Вот примерно такие слова нашептывал сержанту его внутренний голос. Но сержант никогда к этому голосу не прислушивался, а руководствовался только здравым смыслом. А здравый смысл гласил, что сейчас сержанту прежде всего нужно построить – во всех смыслах – своих подчиненных. И сержант строил, как мог. Во-первых, своим собственным примером. То есть он всегда был впереди – и через буерак впереди, и в поле, на открытое пространство, под возможный обстрел, тоже выезжал только первым. А во-вторых, он великолепно ориентировался на местности и не делал из своих знаний никакого секрета, а даже наоборот, то есть при первой же возможности говорил солдатам, что, например, сейчас они выйдут на просеку. А потом на развилку дорог. Потом еще куда-нибудь. И так оно всякий раз и случалось. Так что его подчиненные всё больше и больше убеждались в том, что он здесь всё знает. И это даже не справляясь с картой! Сержант видел, как это их удивляет, и отворачивался, чтобы скрыть улыбку. Потому что чего здесь особенного, думал сержант, он же ту карту почитай что битых полчаса рассматривал, вот и запомнил ее всю в деталях. И это еще что! А вот вы возьмите, думал он дальше, две полных колоды, по пятьдесят четыре листа, перетасуйте и разложите в любом угодном вам порядке, а после дайте мне на это посмотреть ровно сто восемь секунд, то есть всего по одной секунде на каждую карту…

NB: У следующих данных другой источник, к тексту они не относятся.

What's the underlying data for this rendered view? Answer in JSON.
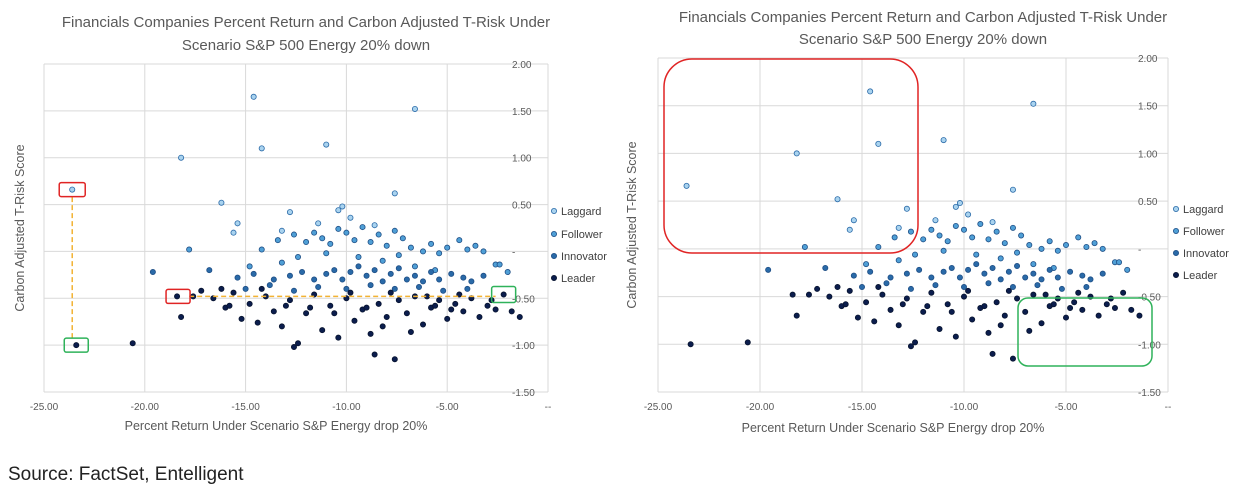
{
  "source": "Source: FactSet, Entelligent",
  "colors": {
    "laggard": "#a9d3ef",
    "follower": "#4f9fd6",
    "innovator": "#2a6aa8",
    "leader": "#0b1d4d",
    "highlight_red": "#e02424",
    "highlight_green": "#2fb25a",
    "guide_yellow": "#f2b233"
  },
  "chart_data": [
    {
      "type": "scatter",
      "title": "Financials Companies Percent Return and Carbon Adjusted T-Risk Under Scenario S&P 500 Energy 20% down",
      "title_lines": [
        "Financials Companies Percent Return and Carbon Adjusted T-Risk Under",
        "Scenario S&P 500 Energy 20% down"
      ],
      "xlabel": "Percent Return Under  Scenario S&P Energy drop 20%",
      "ylabel": "Carbon Adjusted T-Risk Score",
      "xlim": [
        -25,
        0
      ],
      "ylim": [
        -1.5,
        2.0
      ],
      "x_ticks": [
        "-25.00",
        "-20.00",
        "-15.00",
        "-10.00",
        "-5.00",
        "--"
      ],
      "y_ticks": [
        "2.00",
        "1.50",
        "1.00",
        "0.50",
        "-",
        "-0.50",
        "-1.00",
        "-1.50"
      ],
      "legend": [
        "Laggard",
        "Follower",
        "Innovator",
        "Leader"
      ],
      "legend_position": "right",
      "grid": true,
      "annotations": [
        "red box around (-23.6, 0.66)",
        "red box around (-18.4, -0.48)",
        "green box around (-23.4, -1.0)",
        "green box around (-2.2, -0.46)",
        "yellow dashed guide lines"
      ]
    },
    {
      "type": "scatter",
      "title": "Financials Companies Percent Return and Carbon Adjusted T-Risk Under Scenario S&P 500 Energy 20% down",
      "title_lines": [
        "Financials Companies Percent Return and Carbon Adjusted T-Risk Under",
        "Scenario S&P 500 Energy 20% down"
      ],
      "xlabel": "Percent Return Under  Scenario S&P Energy drop 20%",
      "ylabel": "Carbon Adjusted T-Risk Score",
      "xlim": [
        -25,
        0
      ],
      "ylim": [
        -1.5,
        2.0
      ],
      "x_ticks": [
        "-25.00",
        "-20.00",
        "-15.00",
        "-10.00",
        "-5.00",
        "--"
      ],
      "y_ticks": [
        "2.00",
        "1.50",
        "1.00",
        "0.50",
        "-",
        "-0.50",
        "-1.00",
        "-1.50"
      ],
      "legend": [
        "Laggard",
        "Follower",
        "Innovator",
        "Leader"
      ],
      "legend_position": "right",
      "grid": true,
      "annotations": [
        "red rounded box top-left region (x -25 to -12, y 0 to 2)",
        "green rounded box bottom-right region (x -7.4 to -1, y -0.5 to -1.2)"
      ]
    }
  ],
  "series": {
    "laggard": [
      [
        -23.6,
        0.66
      ],
      [
        -18.2,
        1.0
      ],
      [
        -14.6,
        1.65
      ],
      [
        -14.2,
        1.1
      ],
      [
        -11.0,
        1.14
      ],
      [
        -6.6,
        1.52
      ],
      [
        -16.2,
        0.52
      ],
      [
        -7.6,
        0.62
      ],
      [
        -15.4,
        0.3
      ],
      [
        -15.6,
        0.2
      ],
      [
        -12.8,
        0.42
      ],
      [
        -10.2,
        0.48
      ],
      [
        -11.4,
        0.3
      ],
      [
        -13.2,
        0.22
      ],
      [
        -10.4,
        0.44
      ],
      [
        -9.8,
        0.36
      ],
      [
        -8.6,
        0.28
      ]
    ],
    "follower": [
      [
        -17.8,
        0.02
      ],
      [
        -14.2,
        0.02
      ],
      [
        -13.4,
        0.12
      ],
      [
        -12.6,
        0.18
      ],
      [
        -12.0,
        0.1
      ],
      [
        -11.6,
        0.2
      ],
      [
        -11.2,
        0.14
      ],
      [
        -10.8,
        0.08
      ],
      [
        -10.4,
        0.24
      ],
      [
        -10.0,
        0.2
      ],
      [
        -9.6,
        0.12
      ],
      [
        -9.2,
        0.26
      ],
      [
        -8.8,
        0.1
      ],
      [
        -8.4,
        0.18
      ],
      [
        -8.0,
        0.06
      ],
      [
        -7.6,
        0.22
      ],
      [
        -7.2,
        0.14
      ],
      [
        -6.8,
        0.04
      ],
      [
        -6.2,
        0.0
      ],
      [
        -5.8,
        0.08
      ],
      [
        -5.4,
        -0.02
      ],
      [
        -5.0,
        0.04
      ],
      [
        -4.4,
        0.12
      ],
      [
        -4.0,
        0.02
      ],
      [
        -3.6,
        0.06
      ],
      [
        -3.2,
        0.0
      ],
      [
        -2.6,
        -0.14
      ],
      [
        -2.4,
        -0.14
      ],
      [
        -2.0,
        -0.22
      ],
      [
        -14.8,
        -0.16
      ],
      [
        -13.2,
        -0.12
      ],
      [
        -12.4,
        -0.06
      ],
      [
        -11.0,
        -0.02
      ],
      [
        -9.4,
        -0.06
      ],
      [
        -8.2,
        -0.1
      ],
      [
        -7.4,
        -0.04
      ],
      [
        -6.6,
        -0.16
      ],
      [
        -5.6,
        -0.2
      ]
    ],
    "innovator": [
      [
        -19.6,
        -0.22
      ],
      [
        -16.8,
        -0.2
      ],
      [
        -15.4,
        -0.28
      ],
      [
        -14.6,
        -0.24
      ],
      [
        -13.6,
        -0.3
      ],
      [
        -12.8,
        -0.26
      ],
      [
        -12.2,
        -0.22
      ],
      [
        -11.6,
        -0.3
      ],
      [
        -11.0,
        -0.24
      ],
      [
        -10.6,
        -0.2
      ],
      [
        -10.2,
        -0.3
      ],
      [
        -9.8,
        -0.22
      ],
      [
        -9.4,
        -0.16
      ],
      [
        -9.0,
        -0.26
      ],
      [
        -8.6,
        -0.2
      ],
      [
        -8.2,
        -0.32
      ],
      [
        -7.8,
        -0.24
      ],
      [
        -7.4,
        -0.18
      ],
      [
        -7.0,
        -0.3
      ],
      [
        -6.6,
        -0.26
      ],
      [
        -6.2,
        -0.32
      ],
      [
        -5.8,
        -0.22
      ],
      [
        -5.4,
        -0.3
      ],
      [
        -4.8,
        -0.24
      ],
      [
        -4.2,
        -0.28
      ],
      [
        -3.8,
        -0.32
      ],
      [
        -3.2,
        -0.26
      ],
      [
        -15.0,
        -0.4
      ],
      [
        -13.8,
        -0.36
      ],
      [
        -12.6,
        -0.42
      ],
      [
        -11.4,
        -0.38
      ],
      [
        -10.0,
        -0.4
      ],
      [
        -8.8,
        -0.36
      ],
      [
        -7.6,
        -0.4
      ],
      [
        -6.4,
        -0.38
      ],
      [
        -5.2,
        -0.42
      ],
      [
        -4.0,
        -0.4
      ]
    ],
    "leader": [
      [
        -23.4,
        -1.0
      ],
      [
        -20.6,
        -0.98
      ],
      [
        -18.4,
        -0.48
      ],
      [
        -18.2,
        -0.7
      ],
      [
        -17.2,
        -0.42
      ],
      [
        -16.6,
        -0.5
      ],
      [
        -16.0,
        -0.6
      ],
      [
        -15.6,
        -0.44
      ],
      [
        -15.2,
        -0.72
      ],
      [
        -14.8,
        -0.56
      ],
      [
        -14.4,
        -0.76
      ],
      [
        -14.0,
        -0.48
      ],
      [
        -13.6,
        -0.64
      ],
      [
        -13.2,
        -0.8
      ],
      [
        -12.8,
        -0.52
      ],
      [
        -12.4,
        -0.98
      ],
      [
        -12.6,
        -1.02
      ],
      [
        -12.0,
        -0.66
      ],
      [
        -11.6,
        -0.46
      ],
      [
        -11.2,
        -0.84
      ],
      [
        -10.8,
        -0.58
      ],
      [
        -10.4,
        -0.92
      ],
      [
        -10.0,
        -0.5
      ],
      [
        -9.6,
        -0.74
      ],
      [
        -9.2,
        -0.62
      ],
      [
        -8.8,
        -0.88
      ],
      [
        -8.6,
        -1.1
      ],
      [
        -8.4,
        -0.56
      ],
      [
        -8.0,
        -0.7
      ],
      [
        -7.6,
        -1.15
      ],
      [
        -7.4,
        -0.52
      ],
      [
        -7.0,
        -0.66
      ],
      [
        -6.6,
        -0.48
      ],
      [
        -6.2,
        -0.78
      ],
      [
        -5.8,
        -0.6
      ],
      [
        -5.4,
        -0.52
      ],
      [
        -5.0,
        -0.72
      ],
      [
        -4.6,
        -0.56
      ],
      [
        -4.2,
        -0.64
      ],
      [
        -3.8,
        -0.5
      ],
      [
        -3.4,
        -0.7
      ],
      [
        -3.0,
        -0.58
      ],
      [
        -2.6,
        -0.62
      ],
      [
        -2.2,
        -0.46
      ],
      [
        -1.8,
        -0.64
      ],
      [
        -1.4,
        -0.7
      ],
      [
        -14.2,
        -0.4
      ],
      [
        -11.8,
        -0.6
      ],
      [
        -9.8,
        -0.44
      ],
      [
        -7.8,
        -0.44
      ],
      [
        -6.0,
        -0.48
      ],
      [
        -4.4,
        -0.46
      ],
      [
        -2.8,
        -0.52
      ],
      [
        -13.0,
        -0.58
      ],
      [
        -10.6,
        -0.66
      ],
      [
        -8.2,
        -0.8
      ],
      [
        -6.8,
        -0.86
      ],
      [
        -5.6,
        -0.58
      ],
      [
        -4.8,
        -0.62
      ],
      [
        -16.2,
        -0.4
      ],
      [
        -17.6,
        -0.48
      ],
      [
        -15.8,
        -0.58
      ],
      [
        -9.0,
        -0.6
      ]
    ]
  }
}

Только сейчас глупости всё это, сердясь сам на себя, думал сержант, и, чтобы придать отряду еще больше единства и бодрости, он время от времени останавливался, смотрел в каком угодно направлении, строго хмурился и говорил:

– А вот туда нельзя! Поворачиваем!

И поворачивал туда, куда ему и так было нужно – по карте.

Но кто это знал! И поэтому когда кто-нибудь из солдат спрашивал, почему это они вдруг повернули и почему туда нельзя, сержант отвечал:

– Там деревня! С русским гарнизоном.

Или, в другой раз:

– Там казаки. Костер жгут. Слышите?

Солдаты слушали, слушали, но так ничего и не услышали. Но и не спорили.

Как и не спорили они тогда, когда сержант, посчитав, что пора уже встряхнуть их как следует, крикнул зловещим, приглушенным голосом:

– Противник слева! За мной!

И кинулся направо, к лесу. И все дружно кинулись за ним. Никто даже, похоже, не оглядывался. И получился вот такой маневр: отряд, в относительно сносном порядке, спустился в низину, там, тоже не скопом, а командир-груз-эскорт на рысях вошли в довольно глухой старый ельник, там перешли на шаг и вскоре вышли, точнее, продрались на просеку, еще шагов с пятьсот прошли по этой просеке – и выбрались на вполне приличную, просторную поляну. Эта поляна сержанту понравилась, и он наконец скомандовал остановиться. А после, спешившись, приказал и им всем тоже спешиться и размундштучить лошадей. И осмотреть их, привести в порядок. Ну, и прочее, всё по уставу, без каких-либо послаблений. Но и без мелочных придирок. Потому что, как всякий уважающий себя командир, он никогда до подобного не опускался!